Post by TheShadow on Feb 2, 2007 18:19:55 GMT -5
www.contracostatimes.com
GARY PETERSON: TIMES COLUMNIST
Fred Biletnikoff quietly walked away from professional football Wednesday. It would have been more fitting had he faked to the inside, darted to the outside, cradled a pass in his supple hands and touched the toes of both feet softly inside the boundary on his way out the door.
You may have seen Biletnikoff on the Raiders sideline -- he was an assistant under six different head coaches the past 18 years. But you may not have seen him during his days as the NFL's most sure-handed and reliable receiver. Or if you did, you probably saw the clip from Super Bowl XI, the one where he catches a quick slant, turns it upfield and runs for a 48-yard gain before being caught from behind.
In which case, you still haven't seen the real Biletnikoff. No disrespect intended.
You missed something special, starting with his game-day get-up. From the toes up, he was a Raiders original. Big yellowish gobs of stick-um on the insides of his white socks. Skin-tight silver pants that barely reached the knee. Thigh pads? Those were for sissies.
White tape from his wrists to his elbows. A jersey sliced at the neck and on the underside of both sleeves, to allow for maximum range of movement. Stringy hair hanging out the back of his helmet. Strips of black beneath his unblinking eyes.
Take it from someone who was there, the Raiders were an appealing band of marauders during the NFL's age of conformity. To look at Biletnikoff from the Coliseum's old east-side bleachers was to think, "If he can be one of them, so could I. I'm white, I'm slow, I have pretty good hands and I'd have long hair if my dad let me."
Biletnikoff was Caucasian, there's no getting around that. But he was far from slow. In fact, he was better than fast -- he was quick and crafty. He ran pass routes with the precision of a diamond-cutter's saw. He had "Dancing With the Stars"-quality feet. His hands were miles beyond pretty good.
He needed those attributes, because he played in the day when defensive backs could maul receivers without sanction. His first game as a Raider was against a Kansas City Chiefs team that featured Fred (The Hammer) Williamson. The Hammer's signature move was to violently impact your neck with his forearm. This was a legal maneuver in 1965.

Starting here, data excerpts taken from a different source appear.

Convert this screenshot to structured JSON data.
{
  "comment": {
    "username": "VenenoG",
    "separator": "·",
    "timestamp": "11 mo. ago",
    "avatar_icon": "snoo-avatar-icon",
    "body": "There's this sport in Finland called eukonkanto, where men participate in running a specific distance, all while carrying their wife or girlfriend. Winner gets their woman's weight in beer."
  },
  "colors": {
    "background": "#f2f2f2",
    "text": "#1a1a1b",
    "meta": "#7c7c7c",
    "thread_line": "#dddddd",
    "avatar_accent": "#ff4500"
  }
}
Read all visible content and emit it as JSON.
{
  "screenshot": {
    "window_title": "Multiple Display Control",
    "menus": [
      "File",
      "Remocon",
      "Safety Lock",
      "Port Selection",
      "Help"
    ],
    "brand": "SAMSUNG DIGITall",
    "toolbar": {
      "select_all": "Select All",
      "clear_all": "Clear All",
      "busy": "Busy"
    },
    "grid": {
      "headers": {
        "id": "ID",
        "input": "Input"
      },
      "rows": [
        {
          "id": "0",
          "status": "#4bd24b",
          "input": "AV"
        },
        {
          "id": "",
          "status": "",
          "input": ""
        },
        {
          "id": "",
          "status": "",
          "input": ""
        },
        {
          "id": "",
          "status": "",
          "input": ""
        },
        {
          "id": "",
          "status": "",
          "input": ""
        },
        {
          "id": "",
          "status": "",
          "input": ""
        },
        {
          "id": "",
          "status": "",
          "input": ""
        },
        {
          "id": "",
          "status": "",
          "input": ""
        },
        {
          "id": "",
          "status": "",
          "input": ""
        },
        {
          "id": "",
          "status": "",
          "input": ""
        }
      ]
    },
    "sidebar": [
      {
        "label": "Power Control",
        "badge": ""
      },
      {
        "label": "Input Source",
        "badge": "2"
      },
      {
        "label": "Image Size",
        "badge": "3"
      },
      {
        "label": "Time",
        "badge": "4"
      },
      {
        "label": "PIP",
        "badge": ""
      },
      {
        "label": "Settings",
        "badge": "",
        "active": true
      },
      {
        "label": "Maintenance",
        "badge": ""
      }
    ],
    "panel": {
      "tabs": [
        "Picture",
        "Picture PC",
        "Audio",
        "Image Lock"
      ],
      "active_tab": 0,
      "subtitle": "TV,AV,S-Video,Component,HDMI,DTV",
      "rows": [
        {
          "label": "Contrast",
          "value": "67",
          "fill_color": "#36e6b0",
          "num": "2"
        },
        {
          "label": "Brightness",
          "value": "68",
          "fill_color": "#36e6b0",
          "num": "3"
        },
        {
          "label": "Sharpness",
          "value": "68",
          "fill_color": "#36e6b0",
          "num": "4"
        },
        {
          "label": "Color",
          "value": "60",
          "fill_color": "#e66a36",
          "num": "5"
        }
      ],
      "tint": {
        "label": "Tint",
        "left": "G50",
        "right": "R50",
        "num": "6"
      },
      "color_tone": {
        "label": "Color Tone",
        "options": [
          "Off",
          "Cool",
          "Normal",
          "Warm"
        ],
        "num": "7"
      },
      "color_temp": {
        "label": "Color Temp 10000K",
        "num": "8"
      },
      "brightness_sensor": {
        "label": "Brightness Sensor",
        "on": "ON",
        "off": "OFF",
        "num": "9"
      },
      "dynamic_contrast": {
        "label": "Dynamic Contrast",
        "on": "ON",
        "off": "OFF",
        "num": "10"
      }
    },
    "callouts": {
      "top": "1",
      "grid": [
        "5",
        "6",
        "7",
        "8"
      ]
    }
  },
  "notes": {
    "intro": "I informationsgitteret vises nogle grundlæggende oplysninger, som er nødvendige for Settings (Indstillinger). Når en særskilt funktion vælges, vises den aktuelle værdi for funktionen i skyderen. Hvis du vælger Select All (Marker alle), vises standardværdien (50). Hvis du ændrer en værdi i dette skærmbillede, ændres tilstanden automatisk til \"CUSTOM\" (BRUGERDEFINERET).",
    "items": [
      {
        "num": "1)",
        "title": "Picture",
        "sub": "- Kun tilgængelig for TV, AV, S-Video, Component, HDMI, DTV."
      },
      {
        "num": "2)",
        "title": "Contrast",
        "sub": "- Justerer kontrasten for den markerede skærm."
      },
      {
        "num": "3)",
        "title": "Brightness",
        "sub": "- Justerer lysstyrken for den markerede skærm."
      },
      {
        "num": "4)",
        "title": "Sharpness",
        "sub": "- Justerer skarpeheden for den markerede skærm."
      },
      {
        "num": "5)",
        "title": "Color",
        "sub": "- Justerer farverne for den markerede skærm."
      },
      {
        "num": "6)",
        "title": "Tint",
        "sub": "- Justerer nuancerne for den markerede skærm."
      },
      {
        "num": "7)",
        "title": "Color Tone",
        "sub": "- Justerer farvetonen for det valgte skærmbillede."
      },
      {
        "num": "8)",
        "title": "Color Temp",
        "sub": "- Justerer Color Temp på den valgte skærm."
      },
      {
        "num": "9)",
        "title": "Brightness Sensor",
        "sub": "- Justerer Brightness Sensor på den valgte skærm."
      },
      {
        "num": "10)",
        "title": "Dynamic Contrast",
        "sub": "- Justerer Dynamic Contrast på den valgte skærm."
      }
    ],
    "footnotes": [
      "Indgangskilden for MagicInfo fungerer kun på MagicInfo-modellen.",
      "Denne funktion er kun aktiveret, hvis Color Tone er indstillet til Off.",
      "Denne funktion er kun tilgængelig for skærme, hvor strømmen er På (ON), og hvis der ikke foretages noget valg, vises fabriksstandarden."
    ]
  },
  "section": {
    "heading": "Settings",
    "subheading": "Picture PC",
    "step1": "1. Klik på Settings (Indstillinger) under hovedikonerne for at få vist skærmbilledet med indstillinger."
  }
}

Biletnikoff was a football Baryshnikov, tip-toeing his way through a minefield of mayhem and violence. While he got deep more than a few times early in his career -- he averaged 21.9 yards per catch in 1967 -- he eventually found his niche as the ultimate possession receiver.
He was more a stop, drop and roll artist than a yards after catch guy. Which is why the video of his 48-yard Super Bowl catch-and-run, while impressive, is misleading. More typical of his genius was a soft-handed catch from inside a maelstrom of flailing arms and ill intentions. Or a hopping catch on his way out of bounds, just beyond the first down marker.
A personal favorite: Coming off his break toward the sideline in the end zone, Biletnikoff finds the defensive back and the ball on him at the same time. The three collide. The ball deflects into the air. The defensive back puts a bear hug on Biletnikoff, who works one arm free, reaches across the sideline, one-hands the ball and clutches it to his side for a touchdown. The whole sequence takes about two seconds.
His numbers -- 589 catches, 8,974 yards, 76 touchdowns -- pale compared to today's PlayStation stats. Rest assured they were stellar for a time when even the Raiders ran to set up the pass, and -- one more time, for emphasis -- receivers were not allowed to bound free through the secondary, protected like some endangered species. Stellar enough that he was voted to the Hall of Fame, named MVP of Super Bowl XI and honored by an award in his name given annually to the best receiver in college football.
Biletnikoff was stylish and sticky, gritty and smooth. He was a loyal Raider to the end, praising incoming coach Lane Kiffin on his way out the door. Yet his football legacy has become marginalized by the new-age obsession with the passing game and a generation of histrionic receivers.
He seems at peace with that. In a quote on traceybiletnikoff.com -- the Web site for the nonprofit organization named for his slain daughter -- Biletnikoff discusses his approach to coaching:
"I don't like to bring up the past. That was then and this is now. But I want (current Raiders receivers) to have my same work ethics."
You wonder, then, how it must have felt for him to watch the likes of Randy Moss loafing through game after game the past couple years. It sure enough galled those of us with roots in the east-side bleachers. But then, we were spoiled, once upon a time.